Par Vision Micronics Inc. | Cybersécurité, informatique et transformation numérique
Une nouvelle génération de cyberattaques est déjà là
Imaginez recevoir un courriel de votre directeur, de votre banque ou même d’un fournisseur avec lequel votre entreprise travaille depuis plusieurs années.
Le message est parfaitement rédigé.
Le logo est correct.
Le ton ressemble exactement à celui de votre interlocuteur habituel.
Vous cliquez.
Et quelques secondes plus tard, un attaquant vient peut-être d’obtenir l’accès à votre compte.
Ce scénario n’est plus de la science-fiction.
En 2026, l’intelligence artificielle transforme rapidement le paysage de la cybersécurité. Les cybercriminels disposent désormais d’outils capables de les aider à rédiger des messages beaucoup plus crédibles, automatiser certaines tâches et adapter leurs attaques à leurs victimes.
Le Centre canadien pour la cybersécurité estime d’ailleurs que l’utilisation croissante d’outils comme les agents conversationnels alimentés par l’IA facilite la création de courriels d’hameçonnage convaincants.
La question n’est donc plus de savoir si votre entreprise peut être ciblée.
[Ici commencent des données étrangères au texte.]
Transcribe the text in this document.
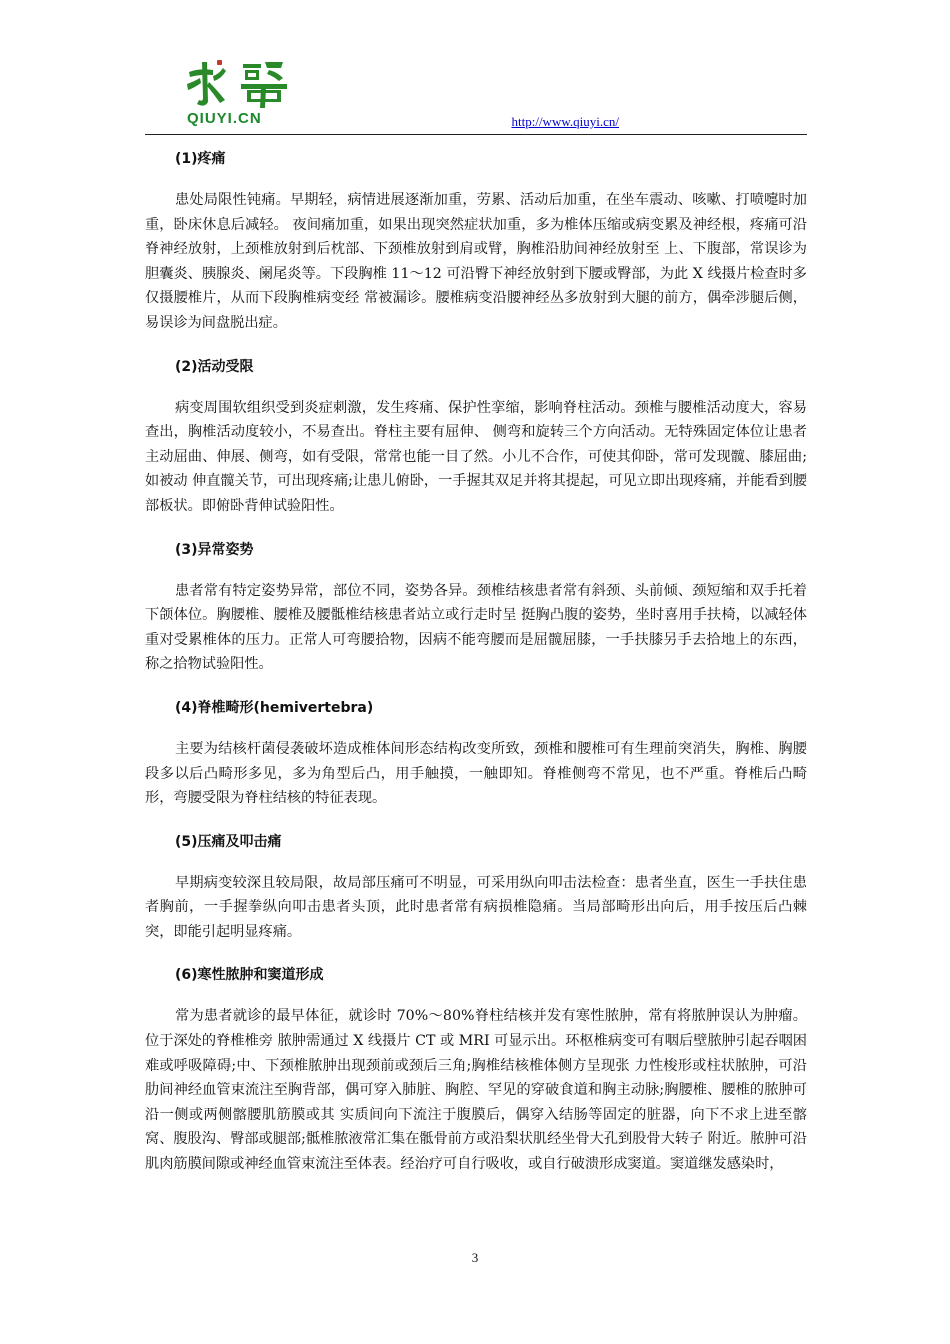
QIUYI.CN	http://www.qiuyi.cn/
(1)疼痛

患处局限性钝痛。早期轻，病情进展逐渐加重，劳累、活动后加重，在坐车震动、咳嗽、打喷嚏时加重，卧床休息后减轻。 夜间痛加重，如果出现突然症状加重，多为椎体压缩或病变累及神经根，疼痛可沿脊神经放射，上颈椎放射到后枕部、下颈椎放射到肩或臂，胸椎沿肋间神经放射至 上、下腹部，常误诊为胆囊炎、胰腺炎、阑尾炎等。下段胸椎 11～12 可沿臀下神经放射到下腰或臀部，为此 X 线摄片检查时多仅摄腰椎片，从而下段胸椎病变经 常被漏诊。腰椎病变沿腰神经丛多放射到大腿的前方，偶牵涉腿后侧，易误诊为间盘脱出症。

(2)活动受限

病变周围软组织受到炎症刺激，发生疼痛、保护性挛缩，影响脊柱活动。颈椎与腰椎活动度大，容易查出，胸椎活动度较小，不易查出。脊柱主要有屈伸、 侧弯和旋转三个方向活动。无特殊固定体位让患者主动屈曲、伸展、侧弯，如有受限，常常也能一目了然。小儿不合作，可使其仰卧，常可发现髋、膝屈曲;如被动 伸直髋关节，可出现疼痛;让患儿俯卧，一手握其双足并将其提起，可见立即出现疼痛，并能看到腰部板状。即俯卧背伸试验阳性。

(3)异常姿势

患者常有特定姿势异常，部位不同，姿势各异。颈椎结核患者常有斜颈、头前倾、颈短缩和双手托着下颌体位。胸腰椎、腰椎及腰骶椎结核患者站立或行走时呈 挺胸凸腹的姿势，坐时喜用手扶椅，以减轻体重对受累椎体的压力。正常人可弯腰拾物，因病不能弯腰而是屈髋屈膝，一手扶膝另手去拾地上的东西，称之拾物试验阳性。

(4)脊椎畸形(hemivertebra)

主要为结核杆菌侵袭破坏造成椎体间形态结构改变所致，颈椎和腰椎可有生理前突消失，胸椎、胸腰段多以后凸畸形多见，多为角型后凸，用手触摸，一触即知。脊椎侧弯不常见，也不严重。脊椎后凸畸形，弯腰受限为脊柱结核的特征表现。

(5)压痛及叩击痛

早期病变较深且较局限，故局部压痛可不明显，可采用纵向叩击法检查：患者坐直，医生一手扶住患者胸前，一手握拳纵向叩击患者头顶，此时患者常有病损椎隐痛。当局部畸形出向后，用手按压后凸棘突，即能引起明显疼痛。

(6)寒性脓肿和窦道形成

常为患者就诊的最早体征，就诊时 70%～80%脊柱结核并发有寒性脓肿，常有将脓肿误认为肿瘤。位于深处的脊椎椎旁 脓肿需通过 X 线摄片 CT 或 MRI 可显示出。环枢椎病变可有咽后壁脓肿引起吞咽困难或呼吸障碍;中、下颈椎脓肿出现颈前或颈后三角;胸椎结核椎体侧方呈现张 力性梭形或柱状脓肿，可沿肋间神经血管束流注至胸背部，偶可穿入肺脏、胸腔、罕见的穿破食道和胸主动脉;胸腰椎、腰椎的脓肿可沿一侧或两侧髂腰肌筋膜或其 实质间向下流注于腹膜后，偶穿入结肠等固定的脏器，向下不求上进至髂窝、腹股沟、臀部或腿部;骶椎脓液常汇集在骶骨前方或沿梨状肌经坐骨大孔到股骨大转子 附近。脓肿可沿肌肉筋膜间隙或神经血管束流注至体表。经治疗可自行吸收，或自行破溃形成窦道。窦道继发感染时，

3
La vraie question est : êtes-vous prêt lorsque cela arrivera ?
Pourquoi les cybercriminels aiment-ils autant l’intelligence artificielle ?
Pendant longtemps, lancer une cyberattaque demandait certaines compétences techniques.
Aujourd’hui, l’IA permet d'abaisser considérablement certaines barrières.
Un attaquant peut utiliser des outils automatisés pour l'aider à :
- rédiger des courriels d’hameçonnage plus crédibles ;
- personnaliser ses messages en fonction de sa victime ;
- analyser des informations publiques disponibles sur une entreprise ;
- générer ou modifier du code ;
- automatiser certaines tâches répétitives ;
- améliorer ses techniques d’ingénierie sociale.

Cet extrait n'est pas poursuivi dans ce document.